A couple has managed to name their son Lucifer after a register initially tried to stop them.
Mandy and Dan Sheldon visited their local register office in Chesterfield, Derbyshire last week to name their four-month-old son.
When the couple tried to register the name, they were told by an offical their son “wouldn’t succeed in life” if he was named Lucifer, The Sun reported.
The parents told The Sun they were excited to register their baby boy after waiting for the office to reopen but the woman who served them “looked at us in utter disgust”.
The name Lucifer was first seen in the King James Bible in 1611 and refers to the devil’s name.
“She told us he would never be able to get a job, and that teachers wouldn’t want to teach him.
“I tried to explain that we are not religious people, and Lucifer in Greek means ‘light-bringer’ and ‘morning’ but she wouldn’t listen,” Mr Sheldon said.

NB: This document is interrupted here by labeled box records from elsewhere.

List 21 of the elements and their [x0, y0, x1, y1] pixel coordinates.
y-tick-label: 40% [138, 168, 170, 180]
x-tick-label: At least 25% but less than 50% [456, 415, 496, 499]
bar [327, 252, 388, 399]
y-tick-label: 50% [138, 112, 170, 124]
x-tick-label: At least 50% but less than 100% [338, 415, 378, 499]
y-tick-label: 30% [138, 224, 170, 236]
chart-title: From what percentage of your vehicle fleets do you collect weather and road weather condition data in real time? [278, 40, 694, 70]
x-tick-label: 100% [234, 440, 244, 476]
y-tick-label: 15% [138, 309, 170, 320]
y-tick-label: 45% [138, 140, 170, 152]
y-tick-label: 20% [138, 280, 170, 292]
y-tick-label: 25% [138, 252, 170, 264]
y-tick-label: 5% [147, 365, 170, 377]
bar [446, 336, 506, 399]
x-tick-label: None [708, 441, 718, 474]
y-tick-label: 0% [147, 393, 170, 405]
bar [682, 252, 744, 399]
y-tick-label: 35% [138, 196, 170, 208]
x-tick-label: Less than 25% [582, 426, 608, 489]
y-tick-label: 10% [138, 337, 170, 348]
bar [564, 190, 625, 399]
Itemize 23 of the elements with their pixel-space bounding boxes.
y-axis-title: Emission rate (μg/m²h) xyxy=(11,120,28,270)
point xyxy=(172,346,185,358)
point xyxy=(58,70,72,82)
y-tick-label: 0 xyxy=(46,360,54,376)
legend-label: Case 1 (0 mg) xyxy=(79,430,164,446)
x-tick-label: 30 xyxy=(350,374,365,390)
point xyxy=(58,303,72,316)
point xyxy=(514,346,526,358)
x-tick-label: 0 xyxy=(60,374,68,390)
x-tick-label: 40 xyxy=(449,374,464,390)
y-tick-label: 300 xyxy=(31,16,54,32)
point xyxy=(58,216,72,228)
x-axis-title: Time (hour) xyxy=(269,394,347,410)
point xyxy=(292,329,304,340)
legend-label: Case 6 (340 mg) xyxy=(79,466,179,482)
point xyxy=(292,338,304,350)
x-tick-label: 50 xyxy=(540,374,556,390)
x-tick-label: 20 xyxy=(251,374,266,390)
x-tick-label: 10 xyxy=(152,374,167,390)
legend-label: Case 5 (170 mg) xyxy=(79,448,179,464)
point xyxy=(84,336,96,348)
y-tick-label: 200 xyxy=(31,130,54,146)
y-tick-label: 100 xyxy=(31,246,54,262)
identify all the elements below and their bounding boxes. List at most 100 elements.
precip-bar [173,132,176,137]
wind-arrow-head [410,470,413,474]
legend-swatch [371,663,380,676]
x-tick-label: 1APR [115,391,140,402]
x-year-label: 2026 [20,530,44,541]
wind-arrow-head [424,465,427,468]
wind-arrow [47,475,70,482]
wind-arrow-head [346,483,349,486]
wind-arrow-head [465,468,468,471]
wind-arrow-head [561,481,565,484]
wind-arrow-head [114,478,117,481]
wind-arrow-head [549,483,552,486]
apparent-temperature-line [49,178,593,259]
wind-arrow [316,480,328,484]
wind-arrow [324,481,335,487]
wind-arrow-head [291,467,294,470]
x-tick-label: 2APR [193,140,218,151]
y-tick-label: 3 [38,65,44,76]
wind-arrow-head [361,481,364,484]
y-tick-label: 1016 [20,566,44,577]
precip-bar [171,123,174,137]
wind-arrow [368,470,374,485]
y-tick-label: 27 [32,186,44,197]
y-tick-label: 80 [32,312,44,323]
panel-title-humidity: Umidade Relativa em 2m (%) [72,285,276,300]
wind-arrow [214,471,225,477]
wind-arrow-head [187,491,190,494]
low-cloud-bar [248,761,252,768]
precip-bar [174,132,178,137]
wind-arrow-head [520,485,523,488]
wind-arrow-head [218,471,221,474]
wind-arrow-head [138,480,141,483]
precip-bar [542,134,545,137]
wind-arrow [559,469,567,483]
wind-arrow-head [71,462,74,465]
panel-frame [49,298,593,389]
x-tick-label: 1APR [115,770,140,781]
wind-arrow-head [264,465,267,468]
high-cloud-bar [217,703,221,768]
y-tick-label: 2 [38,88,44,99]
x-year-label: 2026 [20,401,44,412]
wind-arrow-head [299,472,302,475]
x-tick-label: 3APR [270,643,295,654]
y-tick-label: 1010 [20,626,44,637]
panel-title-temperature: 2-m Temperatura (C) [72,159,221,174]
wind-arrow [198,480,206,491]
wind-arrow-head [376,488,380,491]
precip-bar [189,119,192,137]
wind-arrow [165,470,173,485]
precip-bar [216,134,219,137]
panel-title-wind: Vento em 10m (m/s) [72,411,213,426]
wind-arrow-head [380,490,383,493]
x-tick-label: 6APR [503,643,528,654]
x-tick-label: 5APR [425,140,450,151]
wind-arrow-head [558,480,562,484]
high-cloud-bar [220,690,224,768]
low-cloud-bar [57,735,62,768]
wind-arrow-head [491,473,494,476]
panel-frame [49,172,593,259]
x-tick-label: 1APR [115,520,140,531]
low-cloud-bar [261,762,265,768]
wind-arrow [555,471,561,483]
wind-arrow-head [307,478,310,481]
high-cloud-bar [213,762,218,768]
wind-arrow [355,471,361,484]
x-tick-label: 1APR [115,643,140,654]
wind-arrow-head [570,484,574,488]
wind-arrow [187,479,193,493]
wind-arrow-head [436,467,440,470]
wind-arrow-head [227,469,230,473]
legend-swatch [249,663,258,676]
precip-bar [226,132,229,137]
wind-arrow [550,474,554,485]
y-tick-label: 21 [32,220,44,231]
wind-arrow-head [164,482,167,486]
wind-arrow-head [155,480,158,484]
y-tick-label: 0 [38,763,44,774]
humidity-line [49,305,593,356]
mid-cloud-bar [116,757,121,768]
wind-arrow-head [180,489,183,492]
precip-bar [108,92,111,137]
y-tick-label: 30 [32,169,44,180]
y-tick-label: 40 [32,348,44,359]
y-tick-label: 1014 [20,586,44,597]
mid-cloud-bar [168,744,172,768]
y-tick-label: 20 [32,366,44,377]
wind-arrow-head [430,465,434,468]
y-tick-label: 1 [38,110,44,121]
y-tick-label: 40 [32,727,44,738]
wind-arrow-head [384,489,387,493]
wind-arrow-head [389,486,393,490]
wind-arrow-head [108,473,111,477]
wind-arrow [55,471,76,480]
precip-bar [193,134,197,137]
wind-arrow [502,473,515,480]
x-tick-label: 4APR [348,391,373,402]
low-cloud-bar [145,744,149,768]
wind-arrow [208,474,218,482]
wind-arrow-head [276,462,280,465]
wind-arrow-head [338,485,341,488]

The parents said they were asked to leave the room while the official checked if it was legal to register the child with the name.
Mr and Mrs Sheldon said the official told them that it was illegal to name a child Lucifer In New Zealand in an attempt to deter them.
The father said he was “gobsmacked” by the behaviour and although the official eventually agreed to register the name of their son, she did so “through gritted teeth”.
“Honestly, we just thought it was a nice name . . . a unique one. We didn’t expect to get so much grief about it,” Mr Sheldon said.
Derbyshire County Council apologised to the parents and said it was the role of registrars to advise of meanings or associations around certain names that can be seen as offensive.
In 2017, a German couple attempted to name their child Lucifer citing the same reasons as Mr and Mrs Sheldon.
The case eventually went to court, where the couple were convinced to choose another name and decided on Lucian, according to USA Today.
In 1994, a Japan court ruled against naming a child Akuma, which in Japanese translates to Devil.
The Los Angeles Times reported that while the name was originally approved, two months later higher officials overruled the judgement and requested the parents chose another name, describing it as “an abuse of the right of parents to name a child” and said the earlier decision to allow it ran against “healthy social concepts”.
Other biblical names that have been banned around the world include Judas and Cain, which have been banned in Switzerland due to it potentially harming a child’s wellbeing.
A baby named Sanitiser
The parents are not the only ones in recent times to raise eyebrows over the name of their child.
In April, parents in India named their child Sanitiser because his father said it is synonymous with protecting people against COVID-19.
"Whenever people will talk of corona, they will remember that it was sanitiser that saved them," Omvir Singh told the Deccan Herald.